Marfa

Trying out my best Phillip Marlowe for Stan.

Marfa Texas, you’d call it next door to nowhere if you weren’t afraid of offending the folks from Nowhere. In Marfa the joke is, “at least it isn’t Anywhere.” Sunrise at the Riata Motel makes you think that you just might be in Heaven.

The Mississippi is to a westerner what the Mason Dixon Line is to a Southerner. It’s where things change. But when you head west from Auburn things don’t really change until you pass San Antonio. You can see the sky again. It hits the ground at the horizon out there where it’s supposed to be and keeps on going. Its not one of those low skies of Alabama, although those taste good. It’s higher, and tighter and it sounds like a passing freight train or wind through the scrub oaks.

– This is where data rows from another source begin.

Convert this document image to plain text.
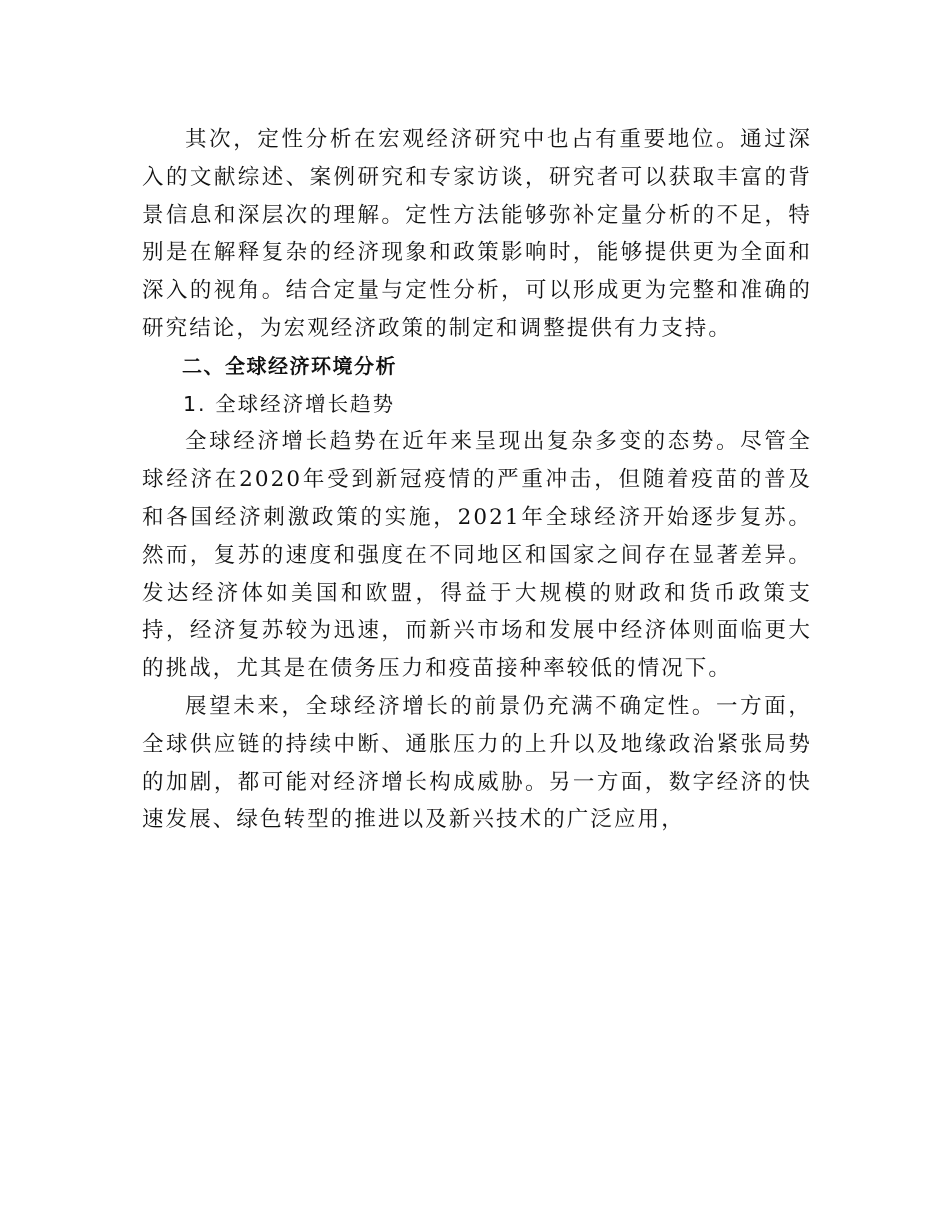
其次，定性分析在宏观经济研究中也占有重要地位。通过深入的文献综述、案例研究和专家访谈，研究者可以获取丰富的背景信息和深层次的理解。定性方法能够弥补定量分析的不足，特别是在解释复杂的经济现象和政策影响时，能够提供更为全面和深入的视角。结合定量与定性分析，可以形成更为完整和准确的研究结论，为宏观经济政策的制定和调整提供有力支持。

二、全球经济环境分析

1. 全球经济增长趋势

全球经济增长趋势在近年来呈现出复杂多变的态势。尽管全球经济在2020年受到新冠疫情的严重冲击，但随着疫苗的普及和各国经济刺激政策的实施，2021年全球经济开始逐步复苏。然而，复苏的速度和强度在不同地区和国家之间存在显著差异。发达经济体如美国和欧盟，得益于大规模的财政和货币政策支持，经济复苏较为迅速，而新兴市场和发展中经济体则面临更大的挑战，尤其是在债务压力和疫苗接种率较低的情况下。

展望未来，全球经济增长的前景仍充满不确定性。一方面，全球供应链的持续中断、通胀压力的上升以及地缘政治紧张局势的加剧，都可能对经济增长构成威胁。另一方面，数字经济的快速发展、绿色转型的推进以及新兴技术的广泛应用，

Jack’s been here of course. It’s a courthouse square town. The urban form is unashamedly concise. The bookstore / wine bar / coffee house has books that are hard to find in New York and the boys next door who started the public radio station had been up for several days. Willie Nelson was in town for a valentines day benefit concert and the boys didn’t seem surprised that we had seen the article in the Sunday Times. I would recommend the Pizza Foundation, just down the street anytime. We walked from there a few blocks down San Antonio street to the old Thunderbird restaurant. Paul Zorr would love the goggi (plural for goggi). In the old warehouse like dinning room was a slick looking crew filming a rock video. The band, the Secret Machines are from the city, New York City. Liz being the City gal that she is walked right in. Any road trip is better off with a New York City girl on board. The band said that they had a secret connection with Marfa. We didn’t mention that we did too.